I drop the mirror as if it burned me. “No.” I back away from it. No. Sebastian said it might not work for mortals. Just because it’s worked until now . . . No. This means nothing.

A cold breeze whips through the gravestones, and the last of the sun disappears, but I’m not ready to go back to the palace.

I swallow hard and force myself to pick up the mirror and shove it into my satchel. That image meant nothing.

“Brie!” My name comes from a cry in the woods and it sounds like— “Brie! Help me!” Even as I move toward the call, I try to convince myself that the voice isn’t familiar—isn’t one I know better than my own.

I hear the cry again—a cry and a terrified sob. At the sound of my little sister’s desperate shrieking, I run as fast as I can into the trees. The forest floor is dense with brush, twigs, sticks, and leaves. My skirt snags on a bush, and my useless shoes tear away, but I keep running.

“Help! Brie? Brie, help me!”

Racing toward the sound of Jas’s voice, I swing around trees and through underbrush, following her cries as they grow louder and more panicked. I run until my legs are burning and my throat is raw. I’m not even surprised when I see my childhood home—the one we escaped from almost ten years ago. The one where my father died.

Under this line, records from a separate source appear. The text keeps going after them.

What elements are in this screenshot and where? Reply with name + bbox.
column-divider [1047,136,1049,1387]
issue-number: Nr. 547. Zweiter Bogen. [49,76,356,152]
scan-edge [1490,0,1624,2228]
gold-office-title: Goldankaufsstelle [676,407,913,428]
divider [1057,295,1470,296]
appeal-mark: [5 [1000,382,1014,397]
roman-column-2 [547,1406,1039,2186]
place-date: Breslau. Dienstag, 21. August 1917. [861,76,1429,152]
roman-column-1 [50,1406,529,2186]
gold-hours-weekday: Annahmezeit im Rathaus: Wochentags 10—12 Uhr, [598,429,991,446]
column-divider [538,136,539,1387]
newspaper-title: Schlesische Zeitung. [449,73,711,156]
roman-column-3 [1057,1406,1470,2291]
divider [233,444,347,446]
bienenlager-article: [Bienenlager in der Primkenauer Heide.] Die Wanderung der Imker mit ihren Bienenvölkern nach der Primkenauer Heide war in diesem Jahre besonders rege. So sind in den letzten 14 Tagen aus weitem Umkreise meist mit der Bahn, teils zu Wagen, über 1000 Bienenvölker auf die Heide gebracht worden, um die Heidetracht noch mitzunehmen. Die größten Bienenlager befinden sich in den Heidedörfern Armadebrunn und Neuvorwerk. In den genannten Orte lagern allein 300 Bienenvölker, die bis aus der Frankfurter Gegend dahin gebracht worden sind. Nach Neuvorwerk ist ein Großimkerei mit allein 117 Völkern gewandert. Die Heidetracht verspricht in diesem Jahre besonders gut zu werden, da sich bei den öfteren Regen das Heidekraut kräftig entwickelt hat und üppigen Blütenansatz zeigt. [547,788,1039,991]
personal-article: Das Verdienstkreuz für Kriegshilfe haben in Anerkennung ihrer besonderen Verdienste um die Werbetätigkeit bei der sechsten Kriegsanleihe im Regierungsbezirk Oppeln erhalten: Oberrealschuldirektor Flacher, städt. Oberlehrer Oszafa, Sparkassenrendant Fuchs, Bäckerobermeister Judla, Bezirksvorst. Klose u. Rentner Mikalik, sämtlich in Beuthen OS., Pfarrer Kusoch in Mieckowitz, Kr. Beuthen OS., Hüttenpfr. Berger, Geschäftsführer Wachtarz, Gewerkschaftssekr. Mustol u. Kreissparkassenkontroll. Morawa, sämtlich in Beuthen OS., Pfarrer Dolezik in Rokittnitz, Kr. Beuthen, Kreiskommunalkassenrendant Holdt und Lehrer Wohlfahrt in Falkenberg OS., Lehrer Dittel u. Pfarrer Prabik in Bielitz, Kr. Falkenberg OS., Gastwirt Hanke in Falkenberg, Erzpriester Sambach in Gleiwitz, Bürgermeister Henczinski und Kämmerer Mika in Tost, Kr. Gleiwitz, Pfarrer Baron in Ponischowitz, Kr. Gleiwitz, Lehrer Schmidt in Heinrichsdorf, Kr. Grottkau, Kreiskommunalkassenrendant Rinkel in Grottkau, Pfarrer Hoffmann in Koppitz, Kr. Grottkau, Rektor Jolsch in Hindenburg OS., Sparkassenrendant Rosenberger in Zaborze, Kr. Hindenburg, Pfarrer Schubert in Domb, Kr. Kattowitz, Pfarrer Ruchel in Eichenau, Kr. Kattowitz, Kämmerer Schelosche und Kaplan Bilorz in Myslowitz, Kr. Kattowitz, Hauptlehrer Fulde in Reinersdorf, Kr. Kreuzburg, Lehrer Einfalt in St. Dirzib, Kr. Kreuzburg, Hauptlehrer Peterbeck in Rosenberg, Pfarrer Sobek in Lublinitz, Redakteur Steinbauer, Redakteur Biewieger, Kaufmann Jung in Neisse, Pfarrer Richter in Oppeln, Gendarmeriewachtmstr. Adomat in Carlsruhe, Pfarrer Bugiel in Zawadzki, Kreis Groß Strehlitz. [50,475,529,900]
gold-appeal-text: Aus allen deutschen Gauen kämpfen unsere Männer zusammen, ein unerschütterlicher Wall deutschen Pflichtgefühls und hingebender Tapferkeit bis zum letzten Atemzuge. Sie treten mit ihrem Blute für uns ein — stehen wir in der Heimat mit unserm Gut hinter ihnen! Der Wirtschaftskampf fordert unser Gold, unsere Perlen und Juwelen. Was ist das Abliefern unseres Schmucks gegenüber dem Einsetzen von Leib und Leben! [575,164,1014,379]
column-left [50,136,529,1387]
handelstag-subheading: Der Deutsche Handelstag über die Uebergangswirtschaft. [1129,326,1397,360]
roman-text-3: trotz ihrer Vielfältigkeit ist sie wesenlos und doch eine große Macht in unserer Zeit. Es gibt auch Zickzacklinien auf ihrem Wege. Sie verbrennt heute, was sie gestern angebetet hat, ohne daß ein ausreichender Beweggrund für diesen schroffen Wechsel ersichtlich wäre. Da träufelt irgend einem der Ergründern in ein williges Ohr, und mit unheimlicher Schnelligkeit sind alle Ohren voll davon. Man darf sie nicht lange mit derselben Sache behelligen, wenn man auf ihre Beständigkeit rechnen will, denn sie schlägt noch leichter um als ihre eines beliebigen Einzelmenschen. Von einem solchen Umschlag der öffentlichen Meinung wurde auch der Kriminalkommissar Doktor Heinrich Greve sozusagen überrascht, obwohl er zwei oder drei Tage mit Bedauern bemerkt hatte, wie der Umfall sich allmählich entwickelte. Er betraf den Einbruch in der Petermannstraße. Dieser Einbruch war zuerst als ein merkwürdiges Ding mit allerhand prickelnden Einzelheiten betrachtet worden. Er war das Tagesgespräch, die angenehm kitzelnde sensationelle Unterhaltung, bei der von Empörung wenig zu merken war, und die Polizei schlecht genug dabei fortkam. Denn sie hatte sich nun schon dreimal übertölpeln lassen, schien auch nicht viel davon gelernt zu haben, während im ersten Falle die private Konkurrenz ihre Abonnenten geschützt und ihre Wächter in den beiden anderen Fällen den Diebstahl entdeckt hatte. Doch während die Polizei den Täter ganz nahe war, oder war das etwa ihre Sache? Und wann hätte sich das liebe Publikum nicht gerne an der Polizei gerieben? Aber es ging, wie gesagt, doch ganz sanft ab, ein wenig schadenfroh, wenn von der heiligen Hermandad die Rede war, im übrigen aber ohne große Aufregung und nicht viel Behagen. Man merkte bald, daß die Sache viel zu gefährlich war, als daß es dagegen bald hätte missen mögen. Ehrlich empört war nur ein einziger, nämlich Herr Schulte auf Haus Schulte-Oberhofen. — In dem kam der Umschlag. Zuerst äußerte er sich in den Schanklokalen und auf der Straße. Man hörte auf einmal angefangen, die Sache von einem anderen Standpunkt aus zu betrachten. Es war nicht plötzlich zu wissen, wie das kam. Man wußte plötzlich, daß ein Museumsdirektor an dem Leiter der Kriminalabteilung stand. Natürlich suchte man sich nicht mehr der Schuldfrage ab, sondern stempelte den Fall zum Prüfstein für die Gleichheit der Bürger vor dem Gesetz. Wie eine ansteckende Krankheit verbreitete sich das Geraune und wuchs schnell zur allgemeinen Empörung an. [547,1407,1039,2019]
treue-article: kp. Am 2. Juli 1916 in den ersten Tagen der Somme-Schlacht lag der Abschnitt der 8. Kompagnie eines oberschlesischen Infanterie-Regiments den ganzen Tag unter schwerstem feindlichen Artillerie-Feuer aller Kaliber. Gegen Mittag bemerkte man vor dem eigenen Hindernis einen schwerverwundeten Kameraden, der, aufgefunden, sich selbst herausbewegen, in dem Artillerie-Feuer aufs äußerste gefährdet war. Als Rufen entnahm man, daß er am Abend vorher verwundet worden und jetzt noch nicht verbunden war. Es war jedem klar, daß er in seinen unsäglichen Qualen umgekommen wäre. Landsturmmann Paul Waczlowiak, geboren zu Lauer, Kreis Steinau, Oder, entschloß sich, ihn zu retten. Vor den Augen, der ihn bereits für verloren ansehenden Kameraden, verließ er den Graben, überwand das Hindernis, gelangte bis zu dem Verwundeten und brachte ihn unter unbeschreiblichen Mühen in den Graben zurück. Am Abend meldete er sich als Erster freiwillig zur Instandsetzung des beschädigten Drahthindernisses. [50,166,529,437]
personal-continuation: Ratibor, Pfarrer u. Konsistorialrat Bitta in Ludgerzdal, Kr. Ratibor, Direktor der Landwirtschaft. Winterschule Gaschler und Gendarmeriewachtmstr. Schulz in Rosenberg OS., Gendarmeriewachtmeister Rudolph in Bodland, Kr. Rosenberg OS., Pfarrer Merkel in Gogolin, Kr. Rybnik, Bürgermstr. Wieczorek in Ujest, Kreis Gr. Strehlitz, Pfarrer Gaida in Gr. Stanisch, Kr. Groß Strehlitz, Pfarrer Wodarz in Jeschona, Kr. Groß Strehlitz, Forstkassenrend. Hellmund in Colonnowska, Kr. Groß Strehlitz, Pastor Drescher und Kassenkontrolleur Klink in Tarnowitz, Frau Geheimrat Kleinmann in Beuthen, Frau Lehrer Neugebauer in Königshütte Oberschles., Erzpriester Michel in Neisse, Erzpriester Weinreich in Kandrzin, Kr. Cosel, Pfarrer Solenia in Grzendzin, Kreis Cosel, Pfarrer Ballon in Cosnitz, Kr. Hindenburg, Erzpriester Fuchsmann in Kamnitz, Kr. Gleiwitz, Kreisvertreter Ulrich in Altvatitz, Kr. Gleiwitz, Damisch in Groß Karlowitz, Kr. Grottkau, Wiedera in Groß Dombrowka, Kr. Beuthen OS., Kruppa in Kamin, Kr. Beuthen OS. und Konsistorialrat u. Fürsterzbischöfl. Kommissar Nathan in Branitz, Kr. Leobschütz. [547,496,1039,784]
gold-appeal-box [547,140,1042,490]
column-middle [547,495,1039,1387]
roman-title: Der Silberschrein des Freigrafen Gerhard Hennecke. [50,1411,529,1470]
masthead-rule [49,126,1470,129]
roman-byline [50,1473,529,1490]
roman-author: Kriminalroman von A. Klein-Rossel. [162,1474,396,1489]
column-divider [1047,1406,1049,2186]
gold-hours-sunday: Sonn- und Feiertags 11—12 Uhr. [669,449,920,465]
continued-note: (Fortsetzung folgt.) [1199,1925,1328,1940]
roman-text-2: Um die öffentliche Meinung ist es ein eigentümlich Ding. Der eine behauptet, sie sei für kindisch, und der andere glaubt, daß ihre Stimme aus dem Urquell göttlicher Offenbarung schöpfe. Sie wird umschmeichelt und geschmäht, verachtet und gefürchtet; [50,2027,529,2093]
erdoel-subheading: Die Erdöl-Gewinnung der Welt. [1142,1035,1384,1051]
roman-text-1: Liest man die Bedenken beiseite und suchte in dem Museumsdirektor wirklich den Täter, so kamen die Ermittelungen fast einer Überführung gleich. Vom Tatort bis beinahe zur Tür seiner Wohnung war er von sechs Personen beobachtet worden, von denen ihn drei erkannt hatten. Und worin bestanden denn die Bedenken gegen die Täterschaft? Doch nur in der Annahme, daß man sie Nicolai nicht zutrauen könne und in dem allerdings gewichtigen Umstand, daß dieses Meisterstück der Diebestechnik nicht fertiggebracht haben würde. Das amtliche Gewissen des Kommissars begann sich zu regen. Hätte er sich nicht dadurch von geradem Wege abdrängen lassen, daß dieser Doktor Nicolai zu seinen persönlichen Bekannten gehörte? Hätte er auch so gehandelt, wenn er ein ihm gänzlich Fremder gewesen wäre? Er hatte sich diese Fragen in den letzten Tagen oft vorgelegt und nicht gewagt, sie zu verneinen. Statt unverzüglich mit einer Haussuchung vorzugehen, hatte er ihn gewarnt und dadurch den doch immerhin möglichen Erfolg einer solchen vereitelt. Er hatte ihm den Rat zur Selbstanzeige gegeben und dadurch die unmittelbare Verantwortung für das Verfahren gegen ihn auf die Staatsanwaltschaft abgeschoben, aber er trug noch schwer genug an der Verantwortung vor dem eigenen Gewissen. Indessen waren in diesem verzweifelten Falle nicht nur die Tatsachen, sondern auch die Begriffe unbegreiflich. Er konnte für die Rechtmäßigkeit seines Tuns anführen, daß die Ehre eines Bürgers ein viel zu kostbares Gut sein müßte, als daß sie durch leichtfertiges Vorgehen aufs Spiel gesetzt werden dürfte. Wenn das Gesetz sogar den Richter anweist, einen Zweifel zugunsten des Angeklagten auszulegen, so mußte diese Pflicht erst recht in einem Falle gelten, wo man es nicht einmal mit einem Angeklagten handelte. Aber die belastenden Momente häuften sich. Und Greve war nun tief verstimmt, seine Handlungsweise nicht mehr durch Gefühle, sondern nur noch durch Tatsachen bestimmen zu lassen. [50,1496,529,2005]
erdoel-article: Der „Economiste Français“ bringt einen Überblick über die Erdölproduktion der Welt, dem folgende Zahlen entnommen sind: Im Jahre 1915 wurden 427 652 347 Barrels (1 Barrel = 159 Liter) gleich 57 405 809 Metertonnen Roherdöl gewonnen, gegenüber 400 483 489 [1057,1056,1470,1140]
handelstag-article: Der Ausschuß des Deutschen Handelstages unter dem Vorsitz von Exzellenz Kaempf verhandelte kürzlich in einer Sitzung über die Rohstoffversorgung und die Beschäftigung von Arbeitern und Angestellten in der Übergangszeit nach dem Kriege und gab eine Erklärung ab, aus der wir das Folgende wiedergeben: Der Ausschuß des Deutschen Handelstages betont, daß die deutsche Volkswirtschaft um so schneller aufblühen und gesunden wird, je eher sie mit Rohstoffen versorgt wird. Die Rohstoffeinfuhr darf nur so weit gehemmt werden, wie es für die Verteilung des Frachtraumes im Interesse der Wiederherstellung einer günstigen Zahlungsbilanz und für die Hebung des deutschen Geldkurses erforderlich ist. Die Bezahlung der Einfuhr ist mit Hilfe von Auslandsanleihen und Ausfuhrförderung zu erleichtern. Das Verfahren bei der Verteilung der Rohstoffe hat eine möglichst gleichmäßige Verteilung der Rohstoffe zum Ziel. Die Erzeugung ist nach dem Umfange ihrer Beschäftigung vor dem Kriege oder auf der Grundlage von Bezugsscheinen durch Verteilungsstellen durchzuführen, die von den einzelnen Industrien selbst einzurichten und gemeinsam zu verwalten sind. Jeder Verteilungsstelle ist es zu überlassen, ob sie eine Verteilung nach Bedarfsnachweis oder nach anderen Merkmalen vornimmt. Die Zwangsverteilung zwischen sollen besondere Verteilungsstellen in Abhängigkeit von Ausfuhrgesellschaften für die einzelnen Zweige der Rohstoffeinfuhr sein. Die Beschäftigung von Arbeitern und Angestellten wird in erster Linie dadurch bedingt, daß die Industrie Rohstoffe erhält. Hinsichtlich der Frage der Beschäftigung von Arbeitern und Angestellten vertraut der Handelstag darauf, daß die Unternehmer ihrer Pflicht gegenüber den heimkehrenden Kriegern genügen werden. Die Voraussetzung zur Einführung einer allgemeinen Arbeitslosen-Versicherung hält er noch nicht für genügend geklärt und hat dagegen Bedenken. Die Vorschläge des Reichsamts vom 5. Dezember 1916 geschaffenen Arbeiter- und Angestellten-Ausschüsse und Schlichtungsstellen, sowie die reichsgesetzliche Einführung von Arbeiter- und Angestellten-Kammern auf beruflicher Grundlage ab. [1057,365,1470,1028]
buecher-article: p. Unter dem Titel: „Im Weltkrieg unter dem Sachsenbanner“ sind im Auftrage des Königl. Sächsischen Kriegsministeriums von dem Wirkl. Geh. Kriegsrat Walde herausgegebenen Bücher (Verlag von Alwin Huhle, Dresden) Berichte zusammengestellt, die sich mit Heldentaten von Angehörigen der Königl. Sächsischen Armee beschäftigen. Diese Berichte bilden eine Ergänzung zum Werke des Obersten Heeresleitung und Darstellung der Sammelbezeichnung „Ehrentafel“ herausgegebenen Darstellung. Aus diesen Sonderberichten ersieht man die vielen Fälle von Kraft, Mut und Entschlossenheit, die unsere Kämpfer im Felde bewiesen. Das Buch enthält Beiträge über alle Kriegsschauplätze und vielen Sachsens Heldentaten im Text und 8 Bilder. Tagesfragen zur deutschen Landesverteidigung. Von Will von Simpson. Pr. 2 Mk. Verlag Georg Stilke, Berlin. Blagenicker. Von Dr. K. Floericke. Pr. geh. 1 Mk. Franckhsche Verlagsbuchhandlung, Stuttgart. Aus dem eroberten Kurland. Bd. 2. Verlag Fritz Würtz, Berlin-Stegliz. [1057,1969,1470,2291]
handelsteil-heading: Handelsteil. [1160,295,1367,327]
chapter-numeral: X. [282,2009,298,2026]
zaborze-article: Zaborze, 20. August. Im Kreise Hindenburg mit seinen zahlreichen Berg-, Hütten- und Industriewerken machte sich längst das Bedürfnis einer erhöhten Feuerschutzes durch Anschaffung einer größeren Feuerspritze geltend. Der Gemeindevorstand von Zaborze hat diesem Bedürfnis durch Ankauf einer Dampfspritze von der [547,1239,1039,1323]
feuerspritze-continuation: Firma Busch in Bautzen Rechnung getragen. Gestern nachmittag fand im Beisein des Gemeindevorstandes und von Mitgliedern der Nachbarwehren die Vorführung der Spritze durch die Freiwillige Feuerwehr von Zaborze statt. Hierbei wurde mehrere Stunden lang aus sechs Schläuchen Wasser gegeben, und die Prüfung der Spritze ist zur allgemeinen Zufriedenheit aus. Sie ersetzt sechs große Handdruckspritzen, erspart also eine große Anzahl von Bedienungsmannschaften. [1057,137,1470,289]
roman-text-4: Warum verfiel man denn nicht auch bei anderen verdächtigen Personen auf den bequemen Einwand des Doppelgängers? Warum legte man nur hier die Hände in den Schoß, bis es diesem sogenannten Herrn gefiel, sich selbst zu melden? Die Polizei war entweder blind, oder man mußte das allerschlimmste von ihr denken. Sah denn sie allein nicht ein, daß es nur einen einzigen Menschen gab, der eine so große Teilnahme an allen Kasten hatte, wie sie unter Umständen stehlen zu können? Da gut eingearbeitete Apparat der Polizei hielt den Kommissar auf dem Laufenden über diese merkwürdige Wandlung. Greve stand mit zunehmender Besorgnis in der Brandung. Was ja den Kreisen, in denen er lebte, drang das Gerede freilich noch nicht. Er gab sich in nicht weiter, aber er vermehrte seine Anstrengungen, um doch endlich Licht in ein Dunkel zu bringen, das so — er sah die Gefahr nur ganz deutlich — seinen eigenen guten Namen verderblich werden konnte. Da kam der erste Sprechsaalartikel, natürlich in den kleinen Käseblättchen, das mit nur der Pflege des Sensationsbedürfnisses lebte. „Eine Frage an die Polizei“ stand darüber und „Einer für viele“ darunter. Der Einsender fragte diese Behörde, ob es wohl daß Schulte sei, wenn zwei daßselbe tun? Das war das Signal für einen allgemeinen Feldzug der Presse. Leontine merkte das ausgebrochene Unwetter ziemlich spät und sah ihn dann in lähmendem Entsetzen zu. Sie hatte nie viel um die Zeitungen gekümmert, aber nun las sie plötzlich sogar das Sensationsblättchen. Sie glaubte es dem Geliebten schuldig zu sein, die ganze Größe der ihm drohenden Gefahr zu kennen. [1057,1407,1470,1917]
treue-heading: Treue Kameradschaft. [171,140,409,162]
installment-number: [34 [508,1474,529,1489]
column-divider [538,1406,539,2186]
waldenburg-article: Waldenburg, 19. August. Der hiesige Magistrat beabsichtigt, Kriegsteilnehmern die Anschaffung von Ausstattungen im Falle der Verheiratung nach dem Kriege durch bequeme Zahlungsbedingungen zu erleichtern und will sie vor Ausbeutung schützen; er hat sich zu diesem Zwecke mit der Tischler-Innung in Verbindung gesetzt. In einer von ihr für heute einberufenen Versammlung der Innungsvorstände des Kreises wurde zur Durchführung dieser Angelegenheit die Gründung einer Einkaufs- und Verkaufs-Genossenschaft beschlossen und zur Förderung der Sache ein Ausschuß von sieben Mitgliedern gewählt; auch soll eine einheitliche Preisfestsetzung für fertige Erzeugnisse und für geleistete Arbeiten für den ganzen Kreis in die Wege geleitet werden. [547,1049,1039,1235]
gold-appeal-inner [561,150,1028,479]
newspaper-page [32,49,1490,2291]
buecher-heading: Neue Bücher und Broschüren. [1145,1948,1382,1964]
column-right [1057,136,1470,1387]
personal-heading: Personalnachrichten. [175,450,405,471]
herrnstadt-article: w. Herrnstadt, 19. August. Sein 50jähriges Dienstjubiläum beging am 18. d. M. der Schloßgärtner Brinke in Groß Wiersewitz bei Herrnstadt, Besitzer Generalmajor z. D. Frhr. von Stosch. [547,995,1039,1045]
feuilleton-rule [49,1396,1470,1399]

Flames whip around the walls, licking at the roof and reaching higher and higher. Just like that night.

I back up a step. This isn’t real.

The fire crackles and snaps, and smoke shoves itself up my nose while the heat of the flames burns my cheeks.

“Brie, please!”

I race inside without letting myself think.

The next time she calls my name, my ears are filled with the roar of the fire and I can barely hear it. I know that her voice will get quieter and quieter. I know because I’ve been here before. And I know she’ll go completely silent before I reach her. She’ll be unconscious on the floor beneath her bed.